When my oldest son, Cory, first learned to walk, I released my hands from his entwined fingers and encouraged his wobbly, independent steps. On the first day of preschool, releasing came in waving goodbye from the doorway. I ventured into the rainy morning while Cory stayed behind surrounded with new friends, toys and influences.
Soon came sleepovers and dances, driving lessons and youth mission trips. Each level forced me to step back, as my son stepped forward to autonomy.
While dreaming about our children’s futures is easy, the actually steps of letting go are more difficult. Is he ready to stay overnight? Can she stand up to her peers? Does he have what it takes to make it in this world?
Letting go and encouraging independence is our job as parents—and it’s our kids’ job to fight for the same.

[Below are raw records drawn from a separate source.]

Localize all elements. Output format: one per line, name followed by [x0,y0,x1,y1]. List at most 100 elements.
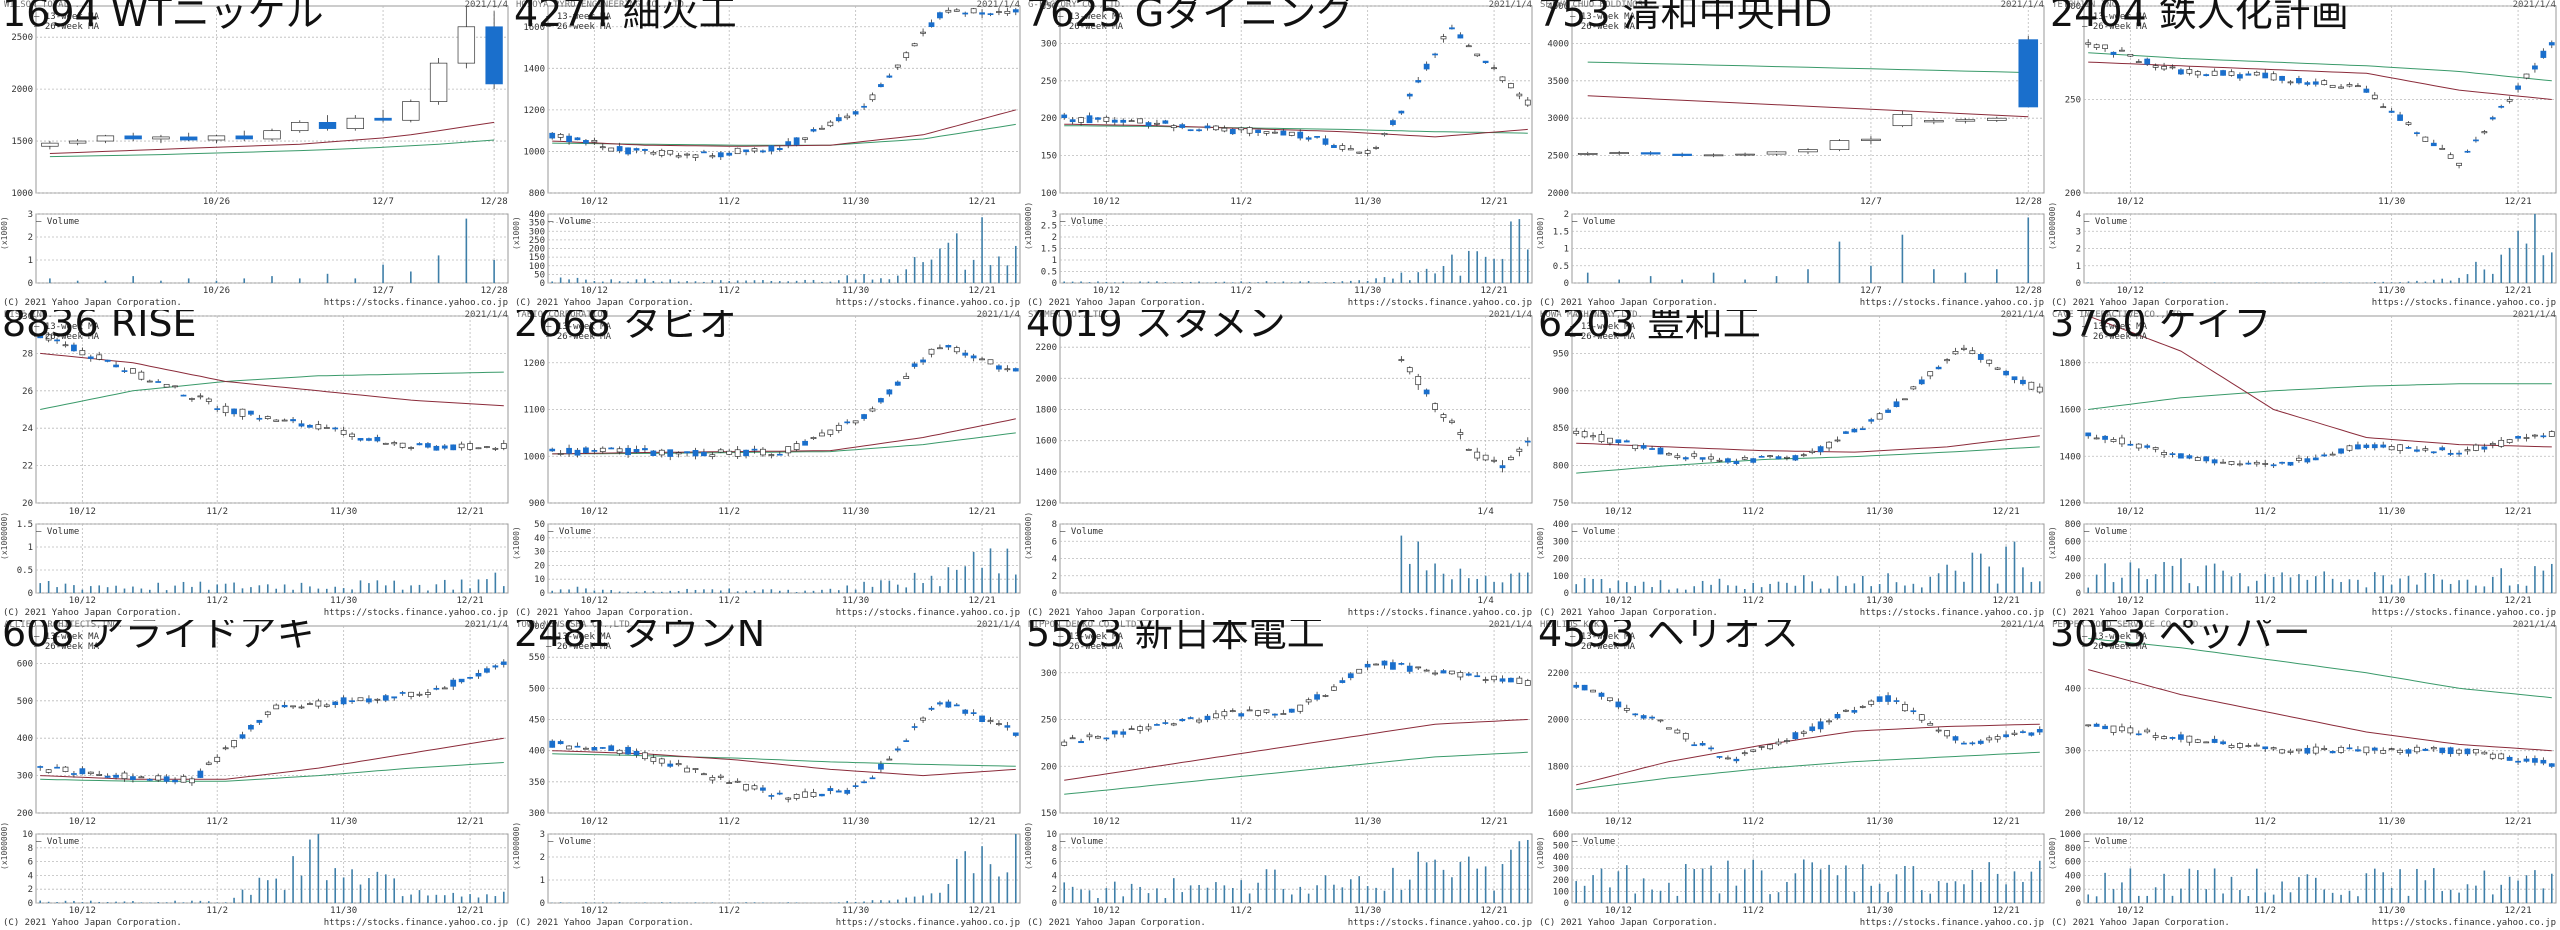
candle-body [2388,446,2395,451]
volume-bar [1988,566,1991,593]
candle-body [1649,716,1655,719]
volume-bar [2264,892,2267,903]
candle-body [1699,457,1706,460]
volume-bar [1592,578,1594,593]
volume-bar [1417,541,1420,593]
candle-body [2548,763,2555,767]
candle-body [1885,409,1891,413]
candle-body [231,740,237,748]
volume-bar [1668,882,1670,903]
candle-body [1944,730,1950,737]
candle-body [2127,53,2134,57]
candle-body [658,449,665,456]
volume-bar [1484,866,1487,903]
price-tick-label: 950 [1553,349,1569,359]
candle-body [1800,454,1807,457]
candle-body [2414,449,2420,452]
price-x-tick-label: 11/2 [1230,817,1252,827]
candle-body [1598,692,1605,697]
candle-body [2548,42,2555,46]
candle-body [2498,439,2505,447]
candle-body [1255,129,1261,133]
candle-body [1128,120,1135,122]
volume-bar [1097,281,1099,283]
volume-bar [309,839,311,903]
candle-body [1927,371,1934,377]
volume-bar [49,278,51,283]
volume-x-tick-label: 11/30 [330,596,357,606]
candle-body [642,149,648,151]
volume-x-tick-label: 10/12 [2117,286,2144,296]
volume-bar [2005,884,2007,903]
candle-body [549,132,556,139]
candle-body [549,448,556,452]
volume-bar [73,585,75,593]
volume-unit: (x1000) [2048,526,2057,560]
candle-body [146,380,153,383]
volume-bar [382,264,384,283]
volume-bar [2163,873,2165,903]
volume-bar [1417,851,1420,903]
candle-body [1607,697,1613,701]
candle-body [1398,663,1405,665]
candle-body [1927,723,1934,726]
volume-bar [2483,269,2486,283]
candle-body [861,105,867,108]
candle-body [793,137,800,146]
candle-body [425,692,431,695]
volume-tick-label: 200 [529,245,545,255]
volume-bar [1861,575,1864,593]
volume-bar [778,281,781,283]
candle-body [2329,84,2336,88]
candle-body [2270,464,2277,467]
volume-bar [2491,273,2494,283]
ma26-legend: — 26-week MA [2082,642,2148,652]
company-name: HEALIOS K.K. [1540,620,1606,630]
price-tick-label: 550 [529,653,545,663]
volume-bar [762,280,764,283]
volume-x-tick-label: 10/12 [1093,906,1120,916]
candle-body [121,370,128,372]
price-plot-frame [2083,625,2557,814]
volume-bar [1467,250,1470,283]
copyright: (C) 2021 Yahoo Japan Corporation. [515,298,694,308]
candle-body [2135,733,2142,736]
candle-body [2338,448,2344,454]
volume-bar [1282,281,1285,283]
candle-body [2321,80,2328,85]
volume-unit: (x1000) [1536,836,1545,870]
candle-body [2540,50,2547,58]
candle-body [1347,148,1354,151]
volume-bar [104,280,107,283]
candle-body [357,438,364,441]
volume-bar [585,588,587,593]
candle-body [374,436,381,442]
candle-body [391,696,398,699]
candle-body [591,450,598,452]
volume-bar [2399,578,2401,593]
volume-bar [2013,871,2016,903]
candle-body [2481,751,2488,755]
candle-body [1406,367,1413,373]
volume-bar [2323,571,2326,593]
volume-bar [2230,876,2233,903]
volume-bar [1113,282,1116,283]
volume-bar [610,279,613,283]
volume-bar [1583,578,1586,593]
volume-tick-label: 0 [2076,279,2081,289]
candle-body [1012,368,1019,372]
price-tick-label: 200 [2065,189,2081,199]
candle-body [776,148,783,151]
price-x-tick-label: 11/2 [718,817,740,827]
ma13-legend: — 13-week MA [34,322,100,332]
volume-bar [1684,864,1687,903]
chart-date: 2021/1/4 [976,310,1020,320]
candle-body [1691,453,1698,457]
volume-unit: (x1000) [0,216,9,250]
volume-tick-label: 1 [1564,245,1569,255]
volume-bar [1777,892,1780,903]
price-tick-label: 600 [17,659,33,669]
candle-body [1004,368,1011,371]
volume-bar [947,884,950,903]
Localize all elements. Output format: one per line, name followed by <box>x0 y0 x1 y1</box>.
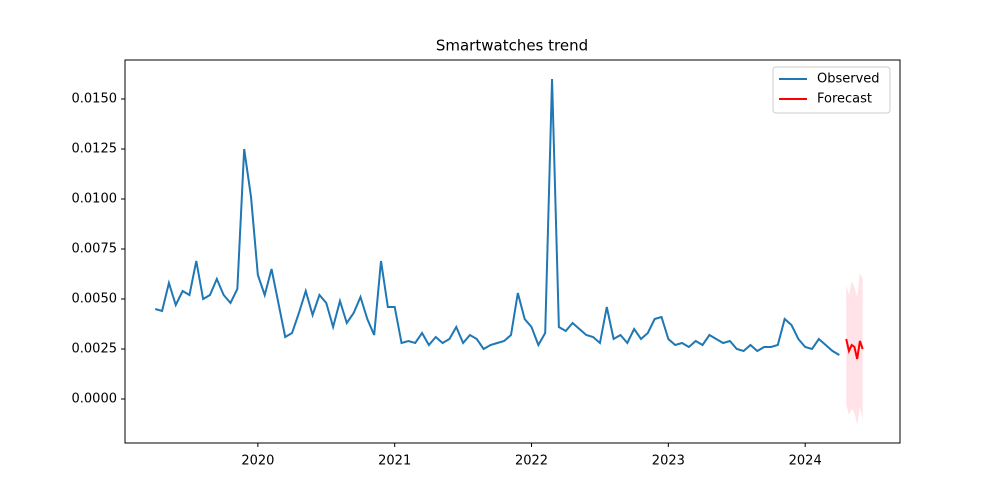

“It’s healthy and natural to fight against becoming a clone of our parents,” says Gary Thomas, author of Sacred Parenting: How Raising Children Shapes Our Souls (Zondervan, 2005). “Even if children have the most mature, godly parents possible, God created them unique and different from us. A child’s striving for independence is a natural process of discovering who they were designed to be.”
I have to remind myself of this . . . often. It’s natural for Alyssa to want to sleep in her own bed at nap time instead of snuggling with me. It’s fine that my eighteen-year-old son wants to talk to his older brother about the young woman he likes, rather than to me—his mom. God will watch over my twenty-year-old daughter during the two months she’ll be living overseas this summer. It’s perfectly OK to listen to my twenty-three-year-old’s career plans without having to give my input continually. It is.
What letting go comes down to is encouraging our children’s dependence away from us and onto dependence on God. Now that my son Cory is married and a dad himself, nothing brings me more pleasure than seeing him walking his baby boy through the beginning stages of life.
Cory’s fingers that once entwined mine no longer need me for security and support, but my job as a mother is not over. My prayers go up for his continual growth as a man and a father.
What about you? What “growing season” is your child in? How are you dealing with it? How is God helping you deal with it?